Researchers found that residential treatment facilities often do not administer the behavioral treatment outlined in the plans, and instead, children spend most of their time with unqualified general staff. Additionally, they said the facilities limit communication between children and their families, hold children for long periods of time, do not involve guardians in developing treatment plans, and do not provide quality discharge plans.

The report cites examples of one facility where 110 restraints and seclusions occurred in just 30 days and another where an employee who routinely sexually assaulted a child was found to have been moved to a different wing rather than fired. The staff then approached the boy’s window every night and planned to continue the abuse after the boy left the facility, investigators said.

In other cases, children have died due to staff actions or suicide, according to the report.

Meanwhile, much of the care provided in residential treatment centers is paid for with federal dollars, primarily from Medicaid or the child welfare system, Wyden noted. In some cases, she said, Medicaid pays more than $1,200 per child each day.

The report urges state and local governments, federal agencies, accrediting bodies, and residential treatment facilities to take steps to improve standards and oversight and prioritize community-based services. Wyden said he plans to introduce federal legislation to promote the recommendations.

Marc Miller, president and CEO of Universal Health Systems, was invited to testify before the Senate Finance Committee, but declined. In a statement, the company rejected the results of the investigation.

“The report attempts to extrapolate certain incidents and survey reports into a false narrative about the treatment provided, the environment of care, and regulatory compliance at our facilities. “We vehemently discussed this characterization of our facilities,” the company stated. “While even a single incident of damage is one too many, we have provided information demonstrating that rates of such occurrences are extremely rare across the UHS spectrum and refutes this inaccurate description.”

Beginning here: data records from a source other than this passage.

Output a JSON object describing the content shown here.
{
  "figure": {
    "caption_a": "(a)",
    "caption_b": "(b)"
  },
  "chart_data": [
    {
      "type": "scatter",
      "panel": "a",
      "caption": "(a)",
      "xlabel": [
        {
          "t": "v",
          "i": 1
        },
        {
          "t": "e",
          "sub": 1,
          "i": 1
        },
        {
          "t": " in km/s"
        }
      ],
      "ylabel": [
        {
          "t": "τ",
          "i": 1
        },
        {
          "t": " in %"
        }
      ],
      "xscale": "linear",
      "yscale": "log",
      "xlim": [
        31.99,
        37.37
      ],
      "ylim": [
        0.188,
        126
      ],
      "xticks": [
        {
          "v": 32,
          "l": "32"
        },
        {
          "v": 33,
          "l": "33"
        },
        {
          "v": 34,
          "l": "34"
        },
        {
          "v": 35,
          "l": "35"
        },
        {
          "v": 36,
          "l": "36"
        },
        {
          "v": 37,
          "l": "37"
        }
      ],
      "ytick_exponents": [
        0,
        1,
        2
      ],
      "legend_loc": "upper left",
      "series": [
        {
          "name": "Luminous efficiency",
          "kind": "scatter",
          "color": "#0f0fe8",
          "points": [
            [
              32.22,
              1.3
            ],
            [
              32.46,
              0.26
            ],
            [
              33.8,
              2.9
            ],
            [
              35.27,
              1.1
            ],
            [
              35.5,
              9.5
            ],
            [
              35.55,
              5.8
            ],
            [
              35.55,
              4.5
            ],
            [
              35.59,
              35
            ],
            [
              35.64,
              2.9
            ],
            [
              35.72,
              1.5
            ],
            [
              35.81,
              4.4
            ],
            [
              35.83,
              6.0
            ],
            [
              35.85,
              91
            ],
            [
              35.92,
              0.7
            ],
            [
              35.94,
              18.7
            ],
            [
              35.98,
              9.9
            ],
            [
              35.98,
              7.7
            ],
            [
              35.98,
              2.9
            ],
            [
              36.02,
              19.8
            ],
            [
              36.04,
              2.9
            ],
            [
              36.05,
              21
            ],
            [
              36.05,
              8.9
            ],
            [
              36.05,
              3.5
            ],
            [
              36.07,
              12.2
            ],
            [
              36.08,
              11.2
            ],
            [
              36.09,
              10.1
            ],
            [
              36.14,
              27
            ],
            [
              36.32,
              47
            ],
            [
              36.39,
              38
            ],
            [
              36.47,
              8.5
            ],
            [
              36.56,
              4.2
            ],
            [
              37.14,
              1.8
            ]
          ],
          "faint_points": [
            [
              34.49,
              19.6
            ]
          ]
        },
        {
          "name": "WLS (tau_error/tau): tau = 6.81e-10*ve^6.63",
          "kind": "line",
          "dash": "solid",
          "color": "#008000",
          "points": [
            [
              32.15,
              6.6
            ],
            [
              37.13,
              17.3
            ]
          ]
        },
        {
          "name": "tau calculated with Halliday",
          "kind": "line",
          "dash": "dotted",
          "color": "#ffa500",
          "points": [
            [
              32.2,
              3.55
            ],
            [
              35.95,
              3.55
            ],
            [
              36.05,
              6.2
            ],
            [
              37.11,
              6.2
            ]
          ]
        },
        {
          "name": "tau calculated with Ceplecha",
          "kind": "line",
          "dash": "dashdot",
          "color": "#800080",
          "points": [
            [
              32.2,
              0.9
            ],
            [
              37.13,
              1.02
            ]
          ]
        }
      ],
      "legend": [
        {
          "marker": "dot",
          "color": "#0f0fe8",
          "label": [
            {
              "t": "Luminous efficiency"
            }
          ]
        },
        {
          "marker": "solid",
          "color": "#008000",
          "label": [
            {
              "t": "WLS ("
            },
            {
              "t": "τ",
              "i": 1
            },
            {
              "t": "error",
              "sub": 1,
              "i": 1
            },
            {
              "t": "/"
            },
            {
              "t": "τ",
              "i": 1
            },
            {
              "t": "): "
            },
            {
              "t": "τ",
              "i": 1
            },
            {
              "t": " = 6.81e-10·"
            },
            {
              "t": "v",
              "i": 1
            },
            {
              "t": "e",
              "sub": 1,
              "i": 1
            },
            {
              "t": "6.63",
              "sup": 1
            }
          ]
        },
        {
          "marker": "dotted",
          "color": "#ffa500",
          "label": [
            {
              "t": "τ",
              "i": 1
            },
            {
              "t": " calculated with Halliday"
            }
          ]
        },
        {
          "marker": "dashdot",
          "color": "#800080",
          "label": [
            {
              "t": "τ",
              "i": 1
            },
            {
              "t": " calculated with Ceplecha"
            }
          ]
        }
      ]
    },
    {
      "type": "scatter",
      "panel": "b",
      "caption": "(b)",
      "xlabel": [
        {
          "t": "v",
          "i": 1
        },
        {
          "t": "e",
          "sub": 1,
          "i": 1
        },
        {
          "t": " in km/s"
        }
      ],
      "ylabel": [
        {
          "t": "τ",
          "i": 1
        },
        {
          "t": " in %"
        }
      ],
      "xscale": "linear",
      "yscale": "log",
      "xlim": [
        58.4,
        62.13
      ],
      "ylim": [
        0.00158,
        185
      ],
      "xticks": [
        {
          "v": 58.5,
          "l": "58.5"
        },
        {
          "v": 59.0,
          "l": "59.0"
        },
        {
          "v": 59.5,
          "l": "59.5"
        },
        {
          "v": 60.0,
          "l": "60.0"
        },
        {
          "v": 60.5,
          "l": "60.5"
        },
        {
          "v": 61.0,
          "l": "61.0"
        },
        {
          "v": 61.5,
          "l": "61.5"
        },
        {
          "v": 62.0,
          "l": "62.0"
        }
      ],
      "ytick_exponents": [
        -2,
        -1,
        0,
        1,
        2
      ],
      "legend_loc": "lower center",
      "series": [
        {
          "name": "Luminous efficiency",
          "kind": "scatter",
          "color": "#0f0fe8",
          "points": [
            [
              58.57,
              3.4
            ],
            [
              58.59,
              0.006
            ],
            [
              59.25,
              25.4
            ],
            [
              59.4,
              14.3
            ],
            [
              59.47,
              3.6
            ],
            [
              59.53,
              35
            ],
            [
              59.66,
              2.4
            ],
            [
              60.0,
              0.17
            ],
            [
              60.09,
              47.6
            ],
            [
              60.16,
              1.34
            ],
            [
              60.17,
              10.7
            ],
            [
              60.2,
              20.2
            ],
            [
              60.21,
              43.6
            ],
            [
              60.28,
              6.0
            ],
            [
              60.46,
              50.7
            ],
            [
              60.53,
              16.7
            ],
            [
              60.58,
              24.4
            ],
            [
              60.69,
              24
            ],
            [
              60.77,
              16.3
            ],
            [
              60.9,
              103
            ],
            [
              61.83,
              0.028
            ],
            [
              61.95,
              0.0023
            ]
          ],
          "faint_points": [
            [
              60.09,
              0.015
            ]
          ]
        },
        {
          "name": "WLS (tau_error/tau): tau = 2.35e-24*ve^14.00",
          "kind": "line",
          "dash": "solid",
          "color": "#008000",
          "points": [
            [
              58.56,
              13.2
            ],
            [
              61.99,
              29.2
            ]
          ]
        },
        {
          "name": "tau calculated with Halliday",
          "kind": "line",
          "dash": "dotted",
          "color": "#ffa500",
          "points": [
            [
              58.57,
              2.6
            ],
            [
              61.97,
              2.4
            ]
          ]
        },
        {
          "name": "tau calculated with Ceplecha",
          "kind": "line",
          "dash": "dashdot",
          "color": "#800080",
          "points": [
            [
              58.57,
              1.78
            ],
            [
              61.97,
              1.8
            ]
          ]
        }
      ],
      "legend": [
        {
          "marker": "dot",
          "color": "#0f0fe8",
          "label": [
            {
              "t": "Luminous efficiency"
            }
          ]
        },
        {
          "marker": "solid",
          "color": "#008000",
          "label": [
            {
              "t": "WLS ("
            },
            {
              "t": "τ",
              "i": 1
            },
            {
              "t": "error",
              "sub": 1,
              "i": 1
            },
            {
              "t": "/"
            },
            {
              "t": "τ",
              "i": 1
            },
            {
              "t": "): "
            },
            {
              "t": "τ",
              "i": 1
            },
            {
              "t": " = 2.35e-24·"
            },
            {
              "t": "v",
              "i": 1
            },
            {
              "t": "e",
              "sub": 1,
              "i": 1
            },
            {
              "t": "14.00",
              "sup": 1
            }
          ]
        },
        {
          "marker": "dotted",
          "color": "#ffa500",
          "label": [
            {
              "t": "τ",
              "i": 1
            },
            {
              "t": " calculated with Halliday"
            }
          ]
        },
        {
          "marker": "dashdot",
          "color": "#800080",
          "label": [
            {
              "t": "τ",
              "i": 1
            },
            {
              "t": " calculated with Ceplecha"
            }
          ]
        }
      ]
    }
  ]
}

Acadia Healthcare officials responded to the report by saying they are “committed to doing everything in our power to ensure that all patients in Acadia’s care receive the support and compassionate treatment they deserve” and noted that the incidents mentioned in the report occurred almost five years ago or more.

Devereux Advanced Behavioral Health said “personal well-being, safety and individualized treatment success” are its top priorities and that, as a nonprofit, the organization invests revenue and donations in care.

Representatives for Vivant Behavioral Healthcare could not be reached.